Deyim yerindeyse, sözlükte bulduğum bir tanımlamayla postmodern dilencilik yapıyor:
Bir yerde: “modern teknikler ile duygu sömürüsünü harmanlayıp“ pay kapmak gibi paradoks bir girişim.

Saçma sapan hikayelerle, DAİŞ’e karşı savaşan ve ilerici toplumların beğenisini kazanan "Rojava" projesine "son" vermek gibi beyhude bir çabanın Erdoğan’ın bu kadar sefil postmodern bir dilenci haline getireceğini tahmin ediyordum.

Daha ne pozlara bürüneceğini merak ederken, Suudi prensine karşı "sosyodram" pozunu bir başlangıç pozu olarak not ediyorum.

Öcalan’dan dileneceği günün emareleri biliniyor; giderek kilo alan Ayhan Bilgen boşuna geleceğin yeni "Balıkçı"sı görüntüsü sunmadı.

Peki bugün başlayacak olan NATO zirvesinde postmodern dilenciye nasıl ayar verilecek?
NATO’nun tarihine kısa bir bakış, belki de bir cevap olabilir:

NATO 1949’daki kurucu üyeleri arasında Norveç olmasına rağmen, bölgedeki iki ülke, İsveç ve Finlandiya yok.
Birleşik Krallık ve ABD kuruluşun başını çeken ülkeler.

NATO’nun 4 Nisan 1949’daki kuruluşunu ilan eden 9 üye ülke var. 

NATO’nun kuruluşundan bir ay 19 gün sonra, Federal Almanya Cumhuriyeti ilan ediliyor. (23 Mayıs 1949).
Tesadüf değil.

İkinci Dünya savaşından sonra, batı dünyasındaki restorasyon girişimlerinden iki adım gibi görülmeli.

Güvenlik ve Savunma İttifakı NATO’nun rakibi Stalingrad önlerinde Alman faşizminin yenilgisinde önemli rol oynayan Sovyetler.

Kurulan Almanya Federal Devleti ise, NATO’yu kuran üç önemli ülke, ABD, Birleşik Krallık ve Fransa’nın kontrolü altındaki bölgede kurulmuş yeni bir devlet.

Türkiye ve Yunanistan NATO’nun kuruluşundan üç yıl sonra, 1952’de NATO’ya dahil edilmişler.

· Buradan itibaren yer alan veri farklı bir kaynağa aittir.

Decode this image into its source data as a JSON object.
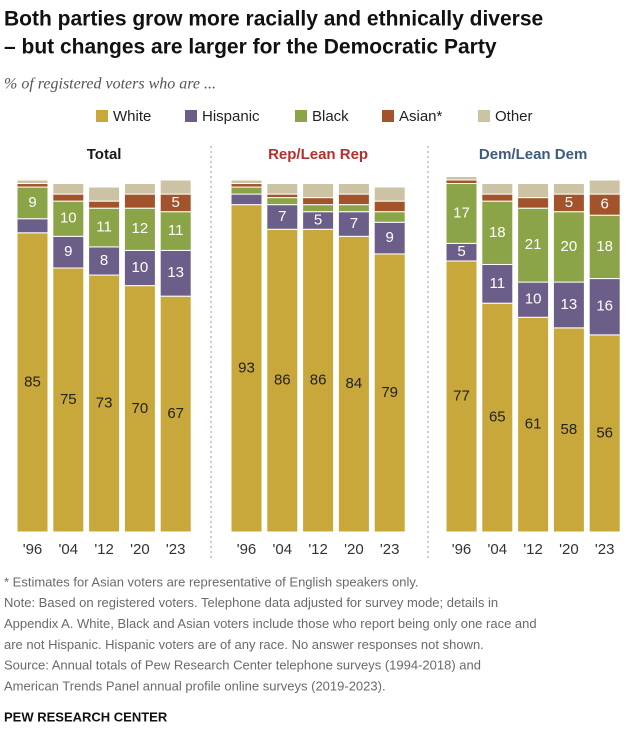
{
  "title": [
    "Both parties grow more racially and ethnically diverse",
    "– but changes are larger for the Democratic Party"
  ],
  "subtitle": "% of registered voters who are ...",
  "chart_data": [
    {
      "type": "stacked-bar",
      "title": "Total",
      "title_color": "#1a1a1a",
      "categories": [
        "'96",
        "'04",
        "'12",
        "'20",
        "'23"
      ],
      "ylim": [
        0,
        100
      ],
      "label_min": 5,
      "series": [
        {
          "name": "White",
          "color": "#c9a83b",
          "text_color": "#222222",
          "values": [
            85,
            75,
            73,
            70,
            67
          ]
        },
        {
          "name": "Hispanic",
          "color": "#6b5f8a",
          "text_color": "#ffffff",
          "values": [
            4,
            9,
            8,
            10,
            13
          ]
        },
        {
          "name": "Black",
          "color": "#8aa447",
          "text_color": "#ffffff",
          "values": [
            9,
            10,
            11,
            12,
            11
          ]
        },
        {
          "name": "Asian*",
          "color": "#a3532b",
          "text_color": "#ffffff",
          "values": [
            1,
            2,
            2,
            4,
            5
          ]
        },
        {
          "name": "Other",
          "color": "#cbc3a3",
          "text_color": "#222222",
          "values": [
            1,
            3,
            4,
            3,
            4
          ]
        }
      ]
    },
    {
      "type": "stacked-bar",
      "title": "Rep/Lean Rep",
      "title_color": "#b5302c",
      "categories": [
        "'96",
        "'04",
        "'12",
        "'20",
        "'23"
      ],
      "ylim": [
        0,
        100
      ],
      "label_min": 5,
      "series": [
        {
          "name": "White",
          "color": "#c9a83b",
          "text_color": "#222222",
          "values": [
            93,
            86,
            86,
            84,
            79
          ]
        },
        {
          "name": "Hispanic",
          "color": "#6b5f8a",
          "text_color": "#ffffff",
          "values": [
            3,
            7,
            5,
            7,
            9
          ]
        },
        {
          "name": "Black",
          "color": "#8aa447",
          "text_color": "#ffffff",
          "values": [
            2,
            2,
            2,
            2,
            3
          ]
        },
        {
          "name": "Asian*",
          "color": "#a3532b",
          "text_color": "#ffffff",
          "values": [
            1,
            1,
            2,
            3,
            3
          ]
        },
        {
          "name": "Other",
          "color": "#cbc3a3",
          "text_color": "#222222",
          "values": [
            1,
            3,
            4,
            3,
            4
          ]
        }
      ]
    },
    {
      "type": "stacked-bar",
      "title": "Dem/Lean Dem",
      "title_color": "#3f5b7c",
      "categories": [
        "'96",
        "'04",
        "'12",
        "'20",
        "'23"
      ],
      "ylim": [
        0,
        100
      ],
      "label_min": 5,
      "series": [
        {
          "name": "White",
          "color": "#c9a83b",
          "text_color": "#222222",
          "values": [
            77,
            65,
            61,
            58,
            56
          ]
        },
        {
          "name": "Hispanic",
          "color": "#6b5f8a",
          "text_color": "#ffffff",
          "values": [
            5,
            11,
            10,
            13,
            16
          ]
        },
        {
          "name": "Black",
          "color": "#8aa447",
          "text_color": "#ffffff",
          "values": [
            17,
            18,
            21,
            20,
            18
          ]
        },
        {
          "name": "Asian*",
          "color": "#a3532b",
          "text_color": "#ffffff",
          "values": [
            1,
            2,
            3,
            5,
            6
          ]
        },
        {
          "name": "Other",
          "color": "#cbc3a3",
          "text_color": "#222222",
          "values": [
            1,
            3,
            4,
            3,
            4
          ]
        }
      ]
    }
  ],
  "notes": [
    "* Estimates for Asian voters are representative of English speakers only.",
    "Note: Based on registered voters. Telephone data adjusted for survey mode; details in",
    "Appendix A. White, Black and Asian voters include those who report being only one race and",
    "are not Hispanic. Hispanic voters are of any race. No answer responses not shown.",
    "Source: Annual totals of Pew Research Center telephone surveys (1994-2018) and",
    "American Trends Panel annual profile online surveys (2019-2023)."
  ],
  "source_label": "PEW RESEARCH CENTER"
}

Büyük bir ihtimalle, Türkiye Sovyetler’e karşı "sınır karakol" ülke olarak tarihe geçmiş.

NATO zirvesi öncesinde, Türkiye’nin "inadı"na dair siyasi tansiyon yüksekliği, NATO’nun suni bir pozu.

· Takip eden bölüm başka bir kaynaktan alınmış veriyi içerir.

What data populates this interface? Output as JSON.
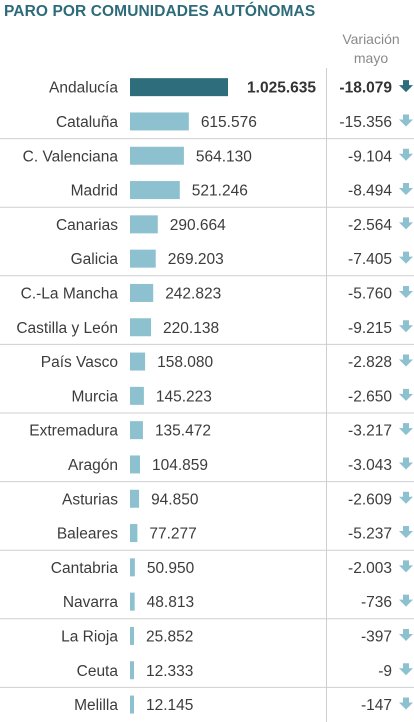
{
  "title": "PARO POR COMUNIDADES AUTÓNOMAS",
  "variation_header": [
    "Variación",
    "mayo"
  ],
  "colors": {
    "title": "#2d6b7a",
    "bar_highlight": "#2e6d7b",
    "bar": "#8dc1cf",
    "arrow_highlight": "#2e6d7b",
    "arrow": "#8dc1cf"
  },
  "arrow_icon": "down-arrow-icon",
  "chart_data": {
    "type": "bar",
    "orientation": "horizontal",
    "title": "PARO POR COMUNIDADES AUTÓNOMAS",
    "categories": [
      "Andalucía",
      "Cataluña",
      "C. Valenciana",
      "Madrid",
      "Canarias",
      "Galicia",
      "C.-La Mancha",
      "Castilla y León",
      "País Vasco",
      "Murcia",
      "Extremadura",
      "Aragón",
      "Asturias",
      "Baleares",
      "Cantabria",
      "Navarra",
      "La Rioja",
      "Ceuta",
      "Melilla"
    ],
    "values": [
      1025635,
      615576,
      564130,
      521246,
      290664,
      269203,
      242823,
      220138,
      158080,
      145223,
      135472,
      104859,
      94850,
      77277,
      50950,
      48813,
      25852,
      12333,
      12145
    ],
    "value_labels": [
      "1.025.635",
      "615.576",
      "564.130",
      "521.246",
      "290.664",
      "269.203",
      "242.823",
      "220.138",
      "158.080",
      "145.223",
      "135.472",
      "104.859",
      "94.850",
      "77.277",
      "50.950",
      "48.813",
      "25.852",
      "12.333",
      "12.145"
    ],
    "variation": [
      -18079,
      -15356,
      -9104,
      -8494,
      -2564,
      -7405,
      -5760,
      -9215,
      -2828,
      -2650,
      -3217,
      -3043,
      -2609,
      -5237,
      -2003,
      -736,
      -397,
      -9,
      -147
    ],
    "variation_labels": [
      "-18.079",
      "-15.356",
      "-9.104",
      "-8.494",
      "-2.564",
      "-7.405",
      "-5.760",
      "-9.215",
      "-2.828",
      "-2.650",
      "-3.217",
      "-3.043",
      "-2.609",
      "-5.237",
      "-2.003",
      "-736",
      "-397",
      "-9",
      "-147"
    ],
    "variation_header": "Variación mayo",
    "highlight_index": 0,
    "xlim": [
      0,
      1025635
    ]
  }
}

"Türkiye’nin endişeleri"nin günlerden beri NATO Genel Sekreteri’ni terletmesi ise, Erdoğan’a yapılmış bir makyaj.

Erdoğan’ın oylarını yükseltmesi bakımından, sadece iki haftalık ömrü olan beyhude bir rüşvet!

Erdoğan’ın Kürt düşmanlığı, özelde de Rojava’ya veto, Isveç ve Finlandiya’ya "veto" tehdidinin başlıca nedeni.
Geçiyorum:
HDP 3 Temmuz’da Ankara’da büyük kongreye hazırlanıyor.

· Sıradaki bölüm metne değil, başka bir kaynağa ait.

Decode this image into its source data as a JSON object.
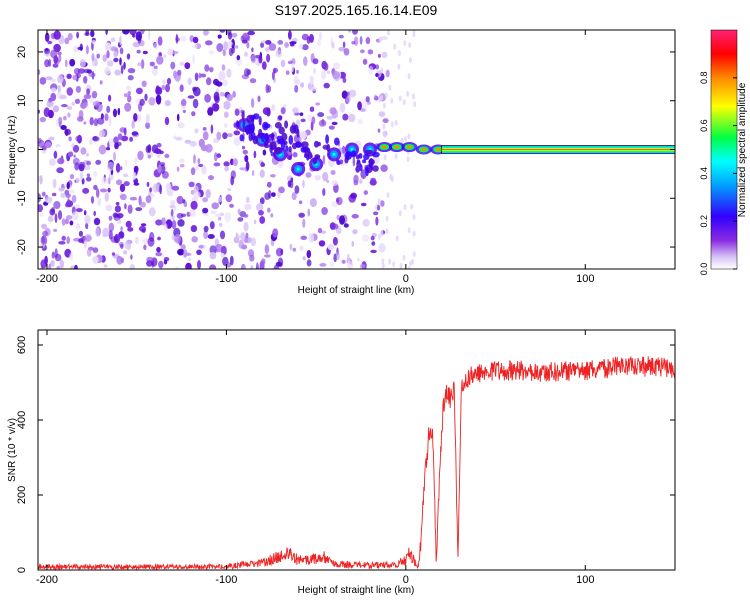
{
  "title": "S197.2025.165.16.14.E09",
  "chart_data": [
    {
      "type": "heatmap",
      "xlabel": "Height of straight line (km)",
      "ylabel": "Frequency (Hz)",
      "xlim": [
        -205,
        150
      ],
      "ylim": [
        -24.5,
        24.5
      ],
      "x_ticks": [
        -200,
        -100,
        0,
        100
      ],
      "y_ticks": [
        -20,
        -10,
        0,
        10,
        20
      ],
      "colorbar": {
        "label": "Normalized spectral amplitude",
        "range": [
          0,
          1
        ],
        "ticks": [
          "0.0",
          "0.2",
          "0.4",
          "0.6",
          "0.8"
        ],
        "tick_values": [
          0,
          0.2,
          0.4,
          0.6,
          0.8
        ],
        "colors": [
          "#ffffff",
          "#8a2be2",
          "#3300ff",
          "#00ffff",
          "#00ff00",
          "#ffff00",
          "#ff8800",
          "#ff0000",
          "#ff2277"
        ]
      },
      "features": {
        "noise_region_x": [
          -205,
          -10
        ],
        "descending_streak": [
          [
            -90,
            5
          ],
          [
            -80,
            2
          ],
          [
            -70,
            -1
          ],
          [
            -60,
            -4
          ],
          [
            -50,
            -3
          ],
          [
            -40,
            -1
          ],
          [
            -30,
            0
          ],
          [
            -20,
            0
          ]
        ],
        "blobs": [
          [
            -12,
            0.5
          ],
          [
            -5,
            0.5
          ],
          [
            2,
            0.5
          ],
          [
            10,
            0
          ],
          [
            18,
            0
          ]
        ],
        "steady_band": {
          "x_start": 20,
          "x_end": 150,
          "frequency": 0
        }
      }
    },
    {
      "type": "line",
      "xlabel": "Height of straight line (km)",
      "ylabel": "SNR (10 * v/v)",
      "xlim": [
        -205,
        150
      ],
      "ylim": [
        0,
        640
      ],
      "x_ticks": [
        -200,
        -100,
        0,
        100
      ],
      "y_ticks": [
        0,
        200,
        400,
        600
      ],
      "line_color": "#ee2222",
      "envelope": [
        [
          -205,
          15
        ],
        [
          -150,
          15
        ],
        [
          -100,
          15
        ],
        [
          -80,
          30
        ],
        [
          -70,
          55
        ],
        [
          -65,
          70
        ],
        [
          -60,
          40
        ],
        [
          -50,
          45
        ],
        [
          -47,
          60
        ],
        [
          -40,
          25
        ],
        [
          -20,
          20
        ],
        [
          -5,
          25
        ],
        [
          0,
          40
        ],
        [
          2,
          80
        ],
        [
          5,
          30
        ],
        [
          7,
          10
        ],
        [
          9,
          150
        ],
        [
          11,
          300
        ],
        [
          13,
          390
        ],
        [
          15,
          380
        ],
        [
          17,
          40
        ],
        [
          19,
          300
        ],
        [
          21,
          470
        ],
        [
          23,
          500
        ],
        [
          25,
          480
        ],
        [
          27,
          510
        ],
        [
          29,
          50
        ],
        [
          31,
          520
        ],
        [
          35,
          540
        ],
        [
          45,
          560
        ],
        [
          60,
          560
        ],
        [
          80,
          555
        ],
        [
          100,
          560
        ],
        [
          120,
          570
        ],
        [
          140,
          570
        ],
        [
          150,
          565
        ]
      ]
    }
  ]
}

Ve YPG Sözcüsü Nuri Mahmud Batı’ya, İsveç ve Finlandiya’ya çağrıda bulunuyor: IŞİD’lilerin yargılanması için “Uluslararası mahkemeler kurulmalı".

NATO postmodern dilenciyi zirvedeki turda entegre edecek; ancak Rojava ve Kuzey Kürdistan için çözüm ne

NATO, ne de postmodern dilencide!

Selimferat@web.de

paylaş

   

Yeni Özgür Politika

© Copyright 2024 Yeni Özgür Politika | Tüm Hakları Saklıdır.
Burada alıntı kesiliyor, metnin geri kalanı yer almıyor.